Misalkan, لا سيّما تلميذٍ مثلِك
·
Huruf
ما berupa isim sifat yang disandarkan, dalam
keadaan seperti ini isim yang jatuh setelah لا سيّما
dibaca marfu’,kedudukannnya menjadi khobar yang mubtada’nya dibuang dengan
mengira-ngirakan lafadz هو .
Misalkan, لا سيّما تلميذٌ مثلُك
·
Huruf
ما berupa isim yang bersandar pada lafadz سيّ , dalam keadaan seperti ini isim yang
jatuh setelah لا سيّما dibaca manshub,
kedudukannya menjadi tamyiz ( dengan syarat isimnya nakiroh).
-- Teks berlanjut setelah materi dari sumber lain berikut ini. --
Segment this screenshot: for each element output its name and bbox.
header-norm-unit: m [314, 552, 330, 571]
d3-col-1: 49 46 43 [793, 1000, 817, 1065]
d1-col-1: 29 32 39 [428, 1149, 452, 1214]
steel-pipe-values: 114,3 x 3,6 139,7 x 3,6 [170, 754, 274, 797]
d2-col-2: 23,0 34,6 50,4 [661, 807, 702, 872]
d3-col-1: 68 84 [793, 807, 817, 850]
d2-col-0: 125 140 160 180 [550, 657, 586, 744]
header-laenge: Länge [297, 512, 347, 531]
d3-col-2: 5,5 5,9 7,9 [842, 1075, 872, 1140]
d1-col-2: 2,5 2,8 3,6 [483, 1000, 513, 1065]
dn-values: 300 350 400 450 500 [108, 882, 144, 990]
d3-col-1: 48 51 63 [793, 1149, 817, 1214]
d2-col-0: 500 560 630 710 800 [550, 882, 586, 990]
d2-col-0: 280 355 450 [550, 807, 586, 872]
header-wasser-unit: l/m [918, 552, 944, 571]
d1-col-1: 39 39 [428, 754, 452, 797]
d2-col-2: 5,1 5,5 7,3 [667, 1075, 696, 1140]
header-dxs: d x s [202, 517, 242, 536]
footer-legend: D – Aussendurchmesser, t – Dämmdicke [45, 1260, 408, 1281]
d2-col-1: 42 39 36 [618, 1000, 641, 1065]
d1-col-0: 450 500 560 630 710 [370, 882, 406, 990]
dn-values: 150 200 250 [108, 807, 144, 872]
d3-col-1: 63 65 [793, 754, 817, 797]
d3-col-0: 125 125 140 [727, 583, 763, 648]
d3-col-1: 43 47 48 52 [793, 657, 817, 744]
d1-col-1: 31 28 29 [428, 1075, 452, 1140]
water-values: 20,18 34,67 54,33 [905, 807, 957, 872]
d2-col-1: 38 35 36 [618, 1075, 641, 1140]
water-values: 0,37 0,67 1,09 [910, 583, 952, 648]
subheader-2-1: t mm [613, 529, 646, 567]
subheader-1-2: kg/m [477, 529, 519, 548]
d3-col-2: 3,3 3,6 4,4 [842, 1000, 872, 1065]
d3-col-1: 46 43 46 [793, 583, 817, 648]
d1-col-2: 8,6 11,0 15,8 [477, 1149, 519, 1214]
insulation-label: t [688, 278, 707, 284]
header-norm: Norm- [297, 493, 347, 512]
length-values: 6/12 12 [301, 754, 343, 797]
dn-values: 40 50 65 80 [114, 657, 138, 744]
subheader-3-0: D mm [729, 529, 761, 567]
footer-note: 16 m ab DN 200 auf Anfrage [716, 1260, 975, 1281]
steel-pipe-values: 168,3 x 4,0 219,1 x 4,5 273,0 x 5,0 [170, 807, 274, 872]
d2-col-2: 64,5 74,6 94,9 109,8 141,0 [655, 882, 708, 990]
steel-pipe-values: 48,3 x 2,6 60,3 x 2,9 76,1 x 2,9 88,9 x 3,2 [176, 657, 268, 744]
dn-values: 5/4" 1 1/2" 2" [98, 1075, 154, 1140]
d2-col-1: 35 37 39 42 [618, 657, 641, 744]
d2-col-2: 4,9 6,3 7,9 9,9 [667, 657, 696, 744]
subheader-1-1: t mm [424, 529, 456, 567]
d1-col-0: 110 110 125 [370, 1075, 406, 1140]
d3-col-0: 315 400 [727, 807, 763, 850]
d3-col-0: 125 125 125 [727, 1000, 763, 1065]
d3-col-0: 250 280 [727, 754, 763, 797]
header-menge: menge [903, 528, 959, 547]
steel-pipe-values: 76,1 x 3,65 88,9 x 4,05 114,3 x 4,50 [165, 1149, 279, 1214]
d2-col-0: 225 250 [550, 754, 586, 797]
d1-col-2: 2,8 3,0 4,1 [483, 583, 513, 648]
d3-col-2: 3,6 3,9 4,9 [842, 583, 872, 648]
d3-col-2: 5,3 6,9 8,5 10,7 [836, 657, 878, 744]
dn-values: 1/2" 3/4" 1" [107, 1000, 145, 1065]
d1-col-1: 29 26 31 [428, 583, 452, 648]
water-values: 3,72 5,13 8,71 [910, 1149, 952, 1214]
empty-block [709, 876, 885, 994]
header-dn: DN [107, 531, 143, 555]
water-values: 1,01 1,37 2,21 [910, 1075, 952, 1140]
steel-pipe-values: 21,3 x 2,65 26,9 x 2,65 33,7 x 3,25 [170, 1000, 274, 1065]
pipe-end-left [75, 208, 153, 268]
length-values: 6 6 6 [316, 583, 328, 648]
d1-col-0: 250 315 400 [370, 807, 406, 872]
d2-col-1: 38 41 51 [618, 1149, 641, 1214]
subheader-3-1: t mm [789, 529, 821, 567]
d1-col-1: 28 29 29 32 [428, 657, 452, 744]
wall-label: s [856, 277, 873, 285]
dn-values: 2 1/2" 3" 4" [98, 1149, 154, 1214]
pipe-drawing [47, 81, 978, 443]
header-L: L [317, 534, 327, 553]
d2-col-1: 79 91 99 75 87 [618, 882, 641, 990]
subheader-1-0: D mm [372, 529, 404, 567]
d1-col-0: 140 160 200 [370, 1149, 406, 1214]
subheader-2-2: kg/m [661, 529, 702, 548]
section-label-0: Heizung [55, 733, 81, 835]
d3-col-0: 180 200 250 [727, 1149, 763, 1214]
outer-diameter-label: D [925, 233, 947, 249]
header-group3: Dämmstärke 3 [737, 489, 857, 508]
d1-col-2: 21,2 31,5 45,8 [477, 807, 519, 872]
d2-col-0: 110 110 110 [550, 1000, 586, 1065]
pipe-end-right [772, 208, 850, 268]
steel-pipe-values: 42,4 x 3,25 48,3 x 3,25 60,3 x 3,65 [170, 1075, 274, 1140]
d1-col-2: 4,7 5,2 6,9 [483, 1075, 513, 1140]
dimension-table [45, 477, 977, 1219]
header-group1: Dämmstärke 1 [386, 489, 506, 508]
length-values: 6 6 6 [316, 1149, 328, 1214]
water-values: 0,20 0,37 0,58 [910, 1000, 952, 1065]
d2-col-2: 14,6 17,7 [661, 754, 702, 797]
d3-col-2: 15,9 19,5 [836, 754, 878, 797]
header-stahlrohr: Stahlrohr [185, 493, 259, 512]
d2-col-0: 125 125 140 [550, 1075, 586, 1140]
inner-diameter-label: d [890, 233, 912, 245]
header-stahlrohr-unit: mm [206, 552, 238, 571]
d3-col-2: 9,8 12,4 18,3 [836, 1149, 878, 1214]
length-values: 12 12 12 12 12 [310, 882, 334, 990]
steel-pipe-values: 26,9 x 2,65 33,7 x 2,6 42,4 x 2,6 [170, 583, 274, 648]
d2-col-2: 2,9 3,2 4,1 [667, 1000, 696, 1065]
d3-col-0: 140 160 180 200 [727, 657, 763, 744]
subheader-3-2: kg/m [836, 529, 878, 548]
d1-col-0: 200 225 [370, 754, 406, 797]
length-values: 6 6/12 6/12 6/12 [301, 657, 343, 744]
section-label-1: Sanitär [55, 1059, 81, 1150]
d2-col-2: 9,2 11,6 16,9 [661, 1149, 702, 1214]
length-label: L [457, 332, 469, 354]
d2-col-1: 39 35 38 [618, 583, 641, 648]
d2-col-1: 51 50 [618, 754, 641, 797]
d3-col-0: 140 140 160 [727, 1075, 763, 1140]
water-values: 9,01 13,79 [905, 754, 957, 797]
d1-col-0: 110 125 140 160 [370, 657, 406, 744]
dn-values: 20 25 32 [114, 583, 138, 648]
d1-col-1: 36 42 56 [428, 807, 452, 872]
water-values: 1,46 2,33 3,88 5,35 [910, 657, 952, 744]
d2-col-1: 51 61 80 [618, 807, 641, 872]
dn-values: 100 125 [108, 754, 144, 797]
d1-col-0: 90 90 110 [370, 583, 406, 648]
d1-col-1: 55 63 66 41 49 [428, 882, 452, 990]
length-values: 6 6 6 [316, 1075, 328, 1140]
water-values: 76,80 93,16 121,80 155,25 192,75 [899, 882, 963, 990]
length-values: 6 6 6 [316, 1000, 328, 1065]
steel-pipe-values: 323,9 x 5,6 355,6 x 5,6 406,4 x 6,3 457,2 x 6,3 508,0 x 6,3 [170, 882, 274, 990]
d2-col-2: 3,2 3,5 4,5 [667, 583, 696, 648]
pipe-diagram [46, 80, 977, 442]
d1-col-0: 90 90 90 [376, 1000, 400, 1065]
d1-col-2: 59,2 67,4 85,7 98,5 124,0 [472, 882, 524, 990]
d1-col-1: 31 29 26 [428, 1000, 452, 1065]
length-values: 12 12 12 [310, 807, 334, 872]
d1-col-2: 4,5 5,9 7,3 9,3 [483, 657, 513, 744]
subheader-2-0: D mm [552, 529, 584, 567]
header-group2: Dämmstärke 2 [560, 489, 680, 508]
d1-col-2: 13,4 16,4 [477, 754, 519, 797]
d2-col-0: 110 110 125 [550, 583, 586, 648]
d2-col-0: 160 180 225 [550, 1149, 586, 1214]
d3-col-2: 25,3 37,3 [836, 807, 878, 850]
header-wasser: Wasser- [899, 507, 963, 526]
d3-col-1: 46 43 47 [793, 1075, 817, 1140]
Misalkan, لا سيّما تلميذًا مثلَك
2.
Lafadz
بيدَ
Lafadz بيدَ adalah isim yang
tetap dibaca nashob karena menjadi istisna’. Dan dapat ditemukan pada jenis
istisna’ yang munqoti’. Lafadz بيد
itu harus bersandar pada masdar muawwal yaitu yang dapat menashobkan isim dan
merofa’kan khobar.
Misalnya, إنه لكثير المالِ بيدَ أنه بخيلٍ.
Syukron. Sangat membantu.
BalasHapussyukran sangat2 membantu.. terbaik
BalasHapusSyukron. Atas ilmunya... Semoga bermanfaat
BalasHapusreferensinya kang
BalasHapusboleh tak nak tahu rujukannya dari mana?
BalasHapusMantabb
BalasHapusSyukron katsir
BalasHapusTerimakasih sangat membantu. Jazakallaah khairo jaza.. 🙏
BalasHapusJazakaLlah khairan katsiira. Terima kasih, tulisannya sangat bermanfaat
BalasHapusAssalamualaikum
BalasHapusMaaf Ustadz tolong dicek kembali penjelasan hukum 2 mustasna. Penjelasan mustatsna minhu kelihatannya terbalik.